The last time this happened, I was totally unprepared in terms of having zero Greek wines on hand in the sample pool (not that we suffered by any measure, but it would’ve been nice to pair the ethnic cuisine with its spiritual wine accompaniment, right?).
But this time… this time the sample pool was ready. This time, we had a bit of vinous Greek love to spread around…
2011 Karamolegos Nykteri Santorini White (Santorini, $18)
I still have a soft spot for Santorini. I had an amazing jaunt there a few years ago, and have thought about returning ever since, and that immersion instilled a sense of concern that Santorini’s best wines – arguably among the very best produced in all of Greece – are doomed for Stegosaurus-like extinction; if they don’t curb the tide of tourism construction, these wines are going to be the pangolins of the wine world.

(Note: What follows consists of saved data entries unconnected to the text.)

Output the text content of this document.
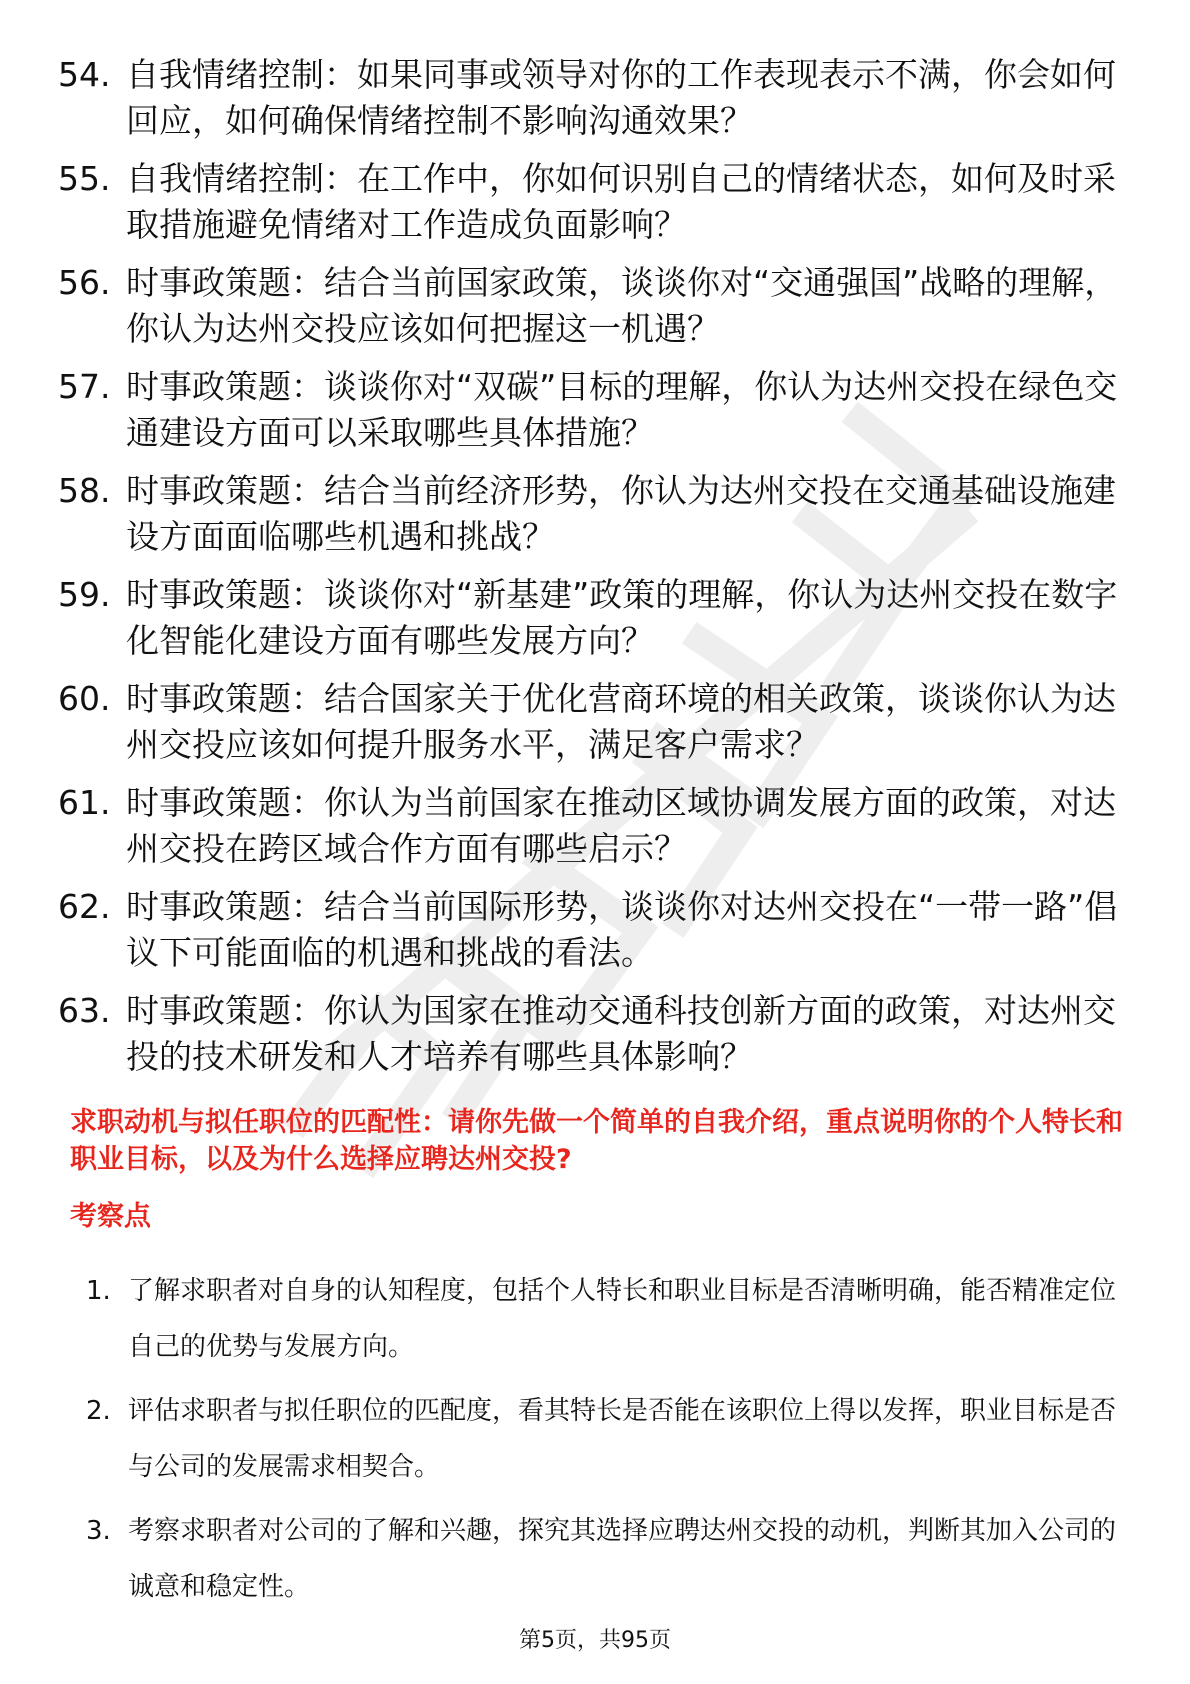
54. 自我情绪控制：如果同事或领导对你的工作表现表示不满，你会如何回应，如何确保情绪控制不影响沟通效果？
55. 自我情绪控制：在工作中，你如何识别自己的情绪状态，如何及时采取措施避免情绪对工作造成负面影响？
56. 时事政策题：结合当前国家政策，谈谈你对“交通强国”战略的理解，你认为达州交投应该如何把握这一机遇？
57. 时事政策题：谈谈你对“双碳”目标的理解，你认为达州交投在绿色交通建设方面可以采取哪些具体措施？
58. 时事政策题：结合当前经济形势，你认为达州交投在交通基础设施建设方面面临哪些机遇和挑战？
59. 时事政策题：谈谈你对“新基建”政策的理解，你认为达州交投在数字化智能化建设方面有哪些发展方向？
60. 时事政策题：结合国家关于优化营商环境的相关政策，谈谈你认为达州交投应该如何提升服务水平，满足客户需求？
61. 时事政策题：你认为当前国家在推动区域协调发展方面的政策，对达州交投在跨区域合作方面有哪些启示？
62. 时事政策题：结合当前国际形势，谈谈你对达州交投在“一带一路”倡议下可能面临的机遇和挑战的看法。
63. 时事政策题：你认为国家在推动交通科技创新方面的政策，对达州交投的技术研发和人才培养有哪些具体影响？
求职动机与拟任职位的匹配性：请你先做一个简单的自我介绍，重点说明你的个人特长和职业目标，以及为什么选择应聘达州交投?
考察点
1. 了解求职者对自身的认知程度，包括个人特长和职业目标是否清晰明确，能否精准定位自己的优势与发展方向。
2. 评估求职者与拟任职位的匹配度，看其特长是否能在该职位上得以发挥，职业目标是否与公司的发展需求相契合。
3. 考察求职者对公司的了解和兴趣，探究其选择应聘达州交投的动机，判断其加入公司的诚意和稳定性。
第5页，共95页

This example, from Karamolegos family that has been making wine there since the early 1950s, is a bit on the rich side for the region and the grape, and offers a softer example of Assyrtiko. It’s nutty and expressive now, with citrus fruits and enough zing to hang with Summer salads. ‘Cause you need Summer salad hangers, right?

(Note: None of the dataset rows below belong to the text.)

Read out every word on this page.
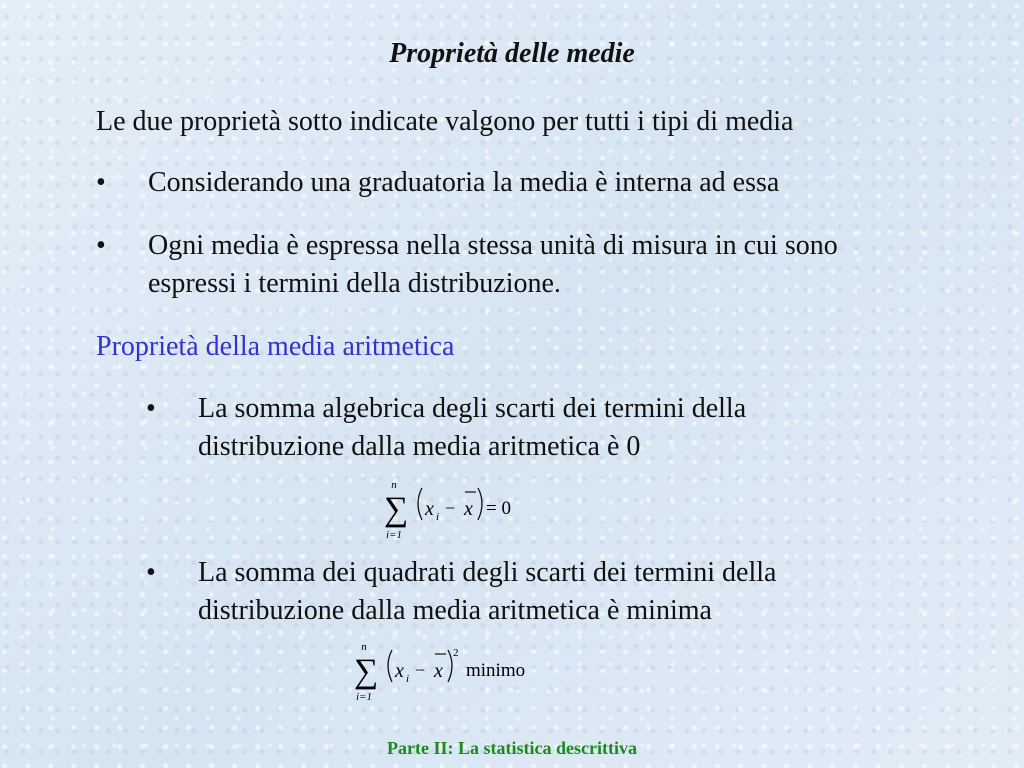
Proprietà delle medie
Le due proprietà sotto indicate valgono per tutti i tipi di media
•	Considerando una graduatoria la media è interna ad essa
•	Ogni media è espressa nella stessa unità di misura in cui sono espressi i termini della distribuzione.
Proprietà della media aritmetica
•	La somma algebrica degli scarti dei termini della distribuzione dalla media aritmetica è 0
n
∑
i=1
x i − x = 0
•	La somma dei quadrati degli scarti dei termini della distribuzione dalla media aritmetica è minima
n
∑
i=1
x i − x
2
minimo
Parte II: La statistica descrittiva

2004 Marchesi Antinori La Braccesca Santa Pia Riserva, Vino Nobile di Montepulciano (Montepulciano, $45)
Wait a minute, WTF is this doing here? Well, the day we had dinner with the Greek neighbors, I had a very pleasant media lunch in downtown Philly with some very nice members of the Consorzio for Montepulciano. I’m not going to say that a seafood lunch matched up well with older Montepulciano reds, but we had a good time and it was an intriguing enough meeting that it kicked off a bit of research on my part, culminating in a short feature about that Tuscan spot for my Answers.com gig. Anyway, this little number was left over from our lunch, and it seemed stupid to waste something this tasty (even if we had 2000 other samples to choose from taking up an ever-increasing amount of my basement storage space). This red has softened up now, and entered a downright elegant stage: earth, truffles, forest floor, cigar box, the works. It’s a good showing of how lovely and refined these tough customers can be when they’re given enough time to chill out, and why Montepulciano can be among the more feminine of the bigger Italian reds.
2001 Union of Winemaking Cooperatives of Samos Muscat Nectar (Samos, $30)
While only 27×8 miles, Samos was once once a rather powerful (and rich) island (its 6th century BC Eupalinian aqueduct being one example of its former stature). Today, few outside of Greece know its wines, but this long-lived, sweet example is a nice introduction. Sultanas, caramel, flowers, and… well, crazy, crazy, tooth-achingly sweet. Not flabby, and so not cloying per se, but you’d better get the Gel Kam ready. Not profound, but very well executed and honest in its presentation.